Another error is the application of the
Oriental hypothesis to Igbo cultural history by colonial officials. It enforced
a propagandistic side to those confusionists' claims. But the discovery made by
MacGregor on Nsibidi inscription and the remark by Mungo Park proved explicitly
different about the Igbo race. Park precisely noted that, seeing the direction
the Niger river was going, he knew why. For he had already been informed in
Scotland that the river flows towards the place of the rising sun: the place of
the beginning. The groundbreaking fact remains the 1907 narration of Obalike at
the court in Awka (Ọka).
Obalike had never seen the Bible nor had he
attended any Whitman's church to hear about Adam, yet his story revealed the
existence of a created man in the name "Adama". That is our story
which our historians should have transferred to successive history generations.

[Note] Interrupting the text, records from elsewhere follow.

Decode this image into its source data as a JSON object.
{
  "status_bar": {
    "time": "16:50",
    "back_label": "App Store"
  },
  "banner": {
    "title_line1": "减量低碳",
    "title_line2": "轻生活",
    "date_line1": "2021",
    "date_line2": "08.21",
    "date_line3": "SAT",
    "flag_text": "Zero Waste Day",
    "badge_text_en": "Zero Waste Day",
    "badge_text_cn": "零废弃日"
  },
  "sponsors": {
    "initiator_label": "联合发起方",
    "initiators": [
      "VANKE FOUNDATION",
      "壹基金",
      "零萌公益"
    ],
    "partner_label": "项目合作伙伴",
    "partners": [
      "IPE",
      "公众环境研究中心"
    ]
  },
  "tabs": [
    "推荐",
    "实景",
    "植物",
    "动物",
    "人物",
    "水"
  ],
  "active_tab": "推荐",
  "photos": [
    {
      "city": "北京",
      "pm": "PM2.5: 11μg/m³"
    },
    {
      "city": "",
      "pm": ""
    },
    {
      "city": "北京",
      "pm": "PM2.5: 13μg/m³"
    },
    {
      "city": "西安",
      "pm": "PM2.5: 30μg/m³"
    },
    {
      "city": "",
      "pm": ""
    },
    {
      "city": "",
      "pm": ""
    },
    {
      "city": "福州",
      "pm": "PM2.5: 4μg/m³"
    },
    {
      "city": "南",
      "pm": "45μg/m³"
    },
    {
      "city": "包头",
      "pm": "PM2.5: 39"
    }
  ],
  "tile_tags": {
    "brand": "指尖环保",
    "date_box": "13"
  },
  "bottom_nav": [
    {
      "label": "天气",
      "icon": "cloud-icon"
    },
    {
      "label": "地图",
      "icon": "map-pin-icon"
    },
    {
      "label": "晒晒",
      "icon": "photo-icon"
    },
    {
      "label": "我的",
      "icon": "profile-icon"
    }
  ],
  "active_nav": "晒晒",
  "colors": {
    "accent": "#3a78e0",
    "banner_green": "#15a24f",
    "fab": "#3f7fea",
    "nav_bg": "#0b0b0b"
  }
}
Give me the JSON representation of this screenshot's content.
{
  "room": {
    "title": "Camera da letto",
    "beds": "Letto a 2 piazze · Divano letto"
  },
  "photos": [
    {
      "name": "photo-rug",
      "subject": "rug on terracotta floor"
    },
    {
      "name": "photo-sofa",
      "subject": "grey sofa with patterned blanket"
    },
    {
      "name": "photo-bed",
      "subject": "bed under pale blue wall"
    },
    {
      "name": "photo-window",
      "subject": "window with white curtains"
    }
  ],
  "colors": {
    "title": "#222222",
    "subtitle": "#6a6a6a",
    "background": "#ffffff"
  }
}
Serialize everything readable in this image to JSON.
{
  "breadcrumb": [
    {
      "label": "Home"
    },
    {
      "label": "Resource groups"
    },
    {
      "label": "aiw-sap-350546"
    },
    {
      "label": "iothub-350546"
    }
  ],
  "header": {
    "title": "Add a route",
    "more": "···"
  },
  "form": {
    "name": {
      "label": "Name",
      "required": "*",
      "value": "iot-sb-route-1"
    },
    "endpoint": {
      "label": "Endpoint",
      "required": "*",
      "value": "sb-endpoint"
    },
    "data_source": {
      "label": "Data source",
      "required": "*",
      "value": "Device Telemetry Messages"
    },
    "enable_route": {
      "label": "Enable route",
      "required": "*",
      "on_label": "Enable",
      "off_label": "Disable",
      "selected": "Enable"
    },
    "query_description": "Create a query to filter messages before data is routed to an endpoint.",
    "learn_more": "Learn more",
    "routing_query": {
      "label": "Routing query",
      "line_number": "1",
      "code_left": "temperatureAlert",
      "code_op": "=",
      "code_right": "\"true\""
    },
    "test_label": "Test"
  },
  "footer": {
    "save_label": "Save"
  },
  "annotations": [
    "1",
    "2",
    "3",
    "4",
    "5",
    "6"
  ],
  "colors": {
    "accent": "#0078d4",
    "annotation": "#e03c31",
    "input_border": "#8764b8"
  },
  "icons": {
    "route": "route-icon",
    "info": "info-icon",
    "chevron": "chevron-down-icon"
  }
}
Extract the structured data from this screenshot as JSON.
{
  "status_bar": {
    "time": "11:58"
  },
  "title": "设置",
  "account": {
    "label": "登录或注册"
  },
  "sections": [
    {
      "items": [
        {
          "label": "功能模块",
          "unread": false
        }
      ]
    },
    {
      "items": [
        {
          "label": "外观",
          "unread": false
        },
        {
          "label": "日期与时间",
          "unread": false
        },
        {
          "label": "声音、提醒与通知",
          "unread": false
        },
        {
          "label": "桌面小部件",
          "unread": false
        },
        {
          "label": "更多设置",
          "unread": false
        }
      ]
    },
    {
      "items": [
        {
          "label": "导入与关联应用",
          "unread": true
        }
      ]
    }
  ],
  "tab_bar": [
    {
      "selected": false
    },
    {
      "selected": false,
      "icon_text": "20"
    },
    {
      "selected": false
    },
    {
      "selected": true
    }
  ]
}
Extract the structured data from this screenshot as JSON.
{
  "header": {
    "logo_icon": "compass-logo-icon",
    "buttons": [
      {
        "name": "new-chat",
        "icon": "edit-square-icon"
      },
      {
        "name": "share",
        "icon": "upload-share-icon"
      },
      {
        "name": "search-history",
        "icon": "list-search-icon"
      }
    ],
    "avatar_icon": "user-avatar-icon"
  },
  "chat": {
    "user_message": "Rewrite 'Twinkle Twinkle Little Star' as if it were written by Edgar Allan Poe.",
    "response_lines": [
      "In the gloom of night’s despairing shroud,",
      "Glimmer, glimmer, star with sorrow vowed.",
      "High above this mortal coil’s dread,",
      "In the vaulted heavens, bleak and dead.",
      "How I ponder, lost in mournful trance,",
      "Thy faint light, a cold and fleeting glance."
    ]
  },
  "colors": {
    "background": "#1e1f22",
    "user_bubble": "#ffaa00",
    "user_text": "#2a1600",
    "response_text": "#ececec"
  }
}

Instead of doing this, they preferred the suggestive approaches of the west.
That is why Afigbo insisted that, "neither the Igbo, nor any other
Nigerian group can be defined using only anthropometric or serological
data". The oral tradition must come to play, and language is the carrier
of this tradition.
The duty of this book therefore is to give
reconcilable explanations, quintessentially, to those parts of our history that
my predecessors, either ambiguously misrepresented or, saw no reason to give
any clarifying attention to. To achieve this monumental height, the task ahead
of me, according to John Dryden, is first, to "prove why that ought not to
have pleased which has pleased the most learned and the most
judicious...;" and then to "enter more deeply than they have done
into the cause and resorts of that which" proves truer about who we are as
a people and where we have migrated from. I undertook a similar task to uncover
the origin of the Jukun; and the deepest of them, the origin of Ijaw nation.
The Igbo tradition speaks of different
immigration waves for their ancestors. Igbo tradition is anchored on four,
their markets and many other trado-cultural observances either celebrate the
figure, four, or justify the purpose for the recognition of it. The Igbo
venerate ancestors and beckon to them with four-lobbed colanut. This religious
observance must not go without a cause; so also is the figure that assigns
values to their venerations. For if the ancestors must be invoked with a
four-lobbed colanut, it becomes significant that the ancestors share affinity
with the figure, four, or that their association with this very figure could
mean that they were four. Our findings ranging from the Igbo oral tradition
down to the information derived from ancient tablets all stressed that the Igbo
were originally four people.
To digest all that is required in order to
create elaborate understanding of the Igbo historical facts, this book shall
exhume those areas of the Igbo history that have not been mentioned before.
Here, Igbo history shall be uncovered in four blocks, examined as "story
series". All the story parts uncover issues that have been hidden from the
Igbo themselves. Story one discusses the four Igbo ancestors in their
hierarchical order and highlights the nature of involvement the ancestors had
together as a people. Story one also uncovers the first ever organised society
the world ever had. Interesting enough, story one ends with the global deluge
dramatized in the Bible as "Noah's flood."
Story two is another thought provoking part
as it chronicles the activities that immediately succeeded the global flood and
spans through the period of the civilization of the cave men. This part
discusses the rise of a new era. And significant enough, it was the era when
the human history became completely complicated. It was the era that defeated
archeology by twisting their data. The human history became closely simpler
with the events that occupied the Third Story. This is the area where the
contribution of Adiele Afigbo becomes eminent. After Story Three, the book makes
some shocking revelations on what the western world knew about the Igbo, which
the Igbo themselves are yet to know about themselves.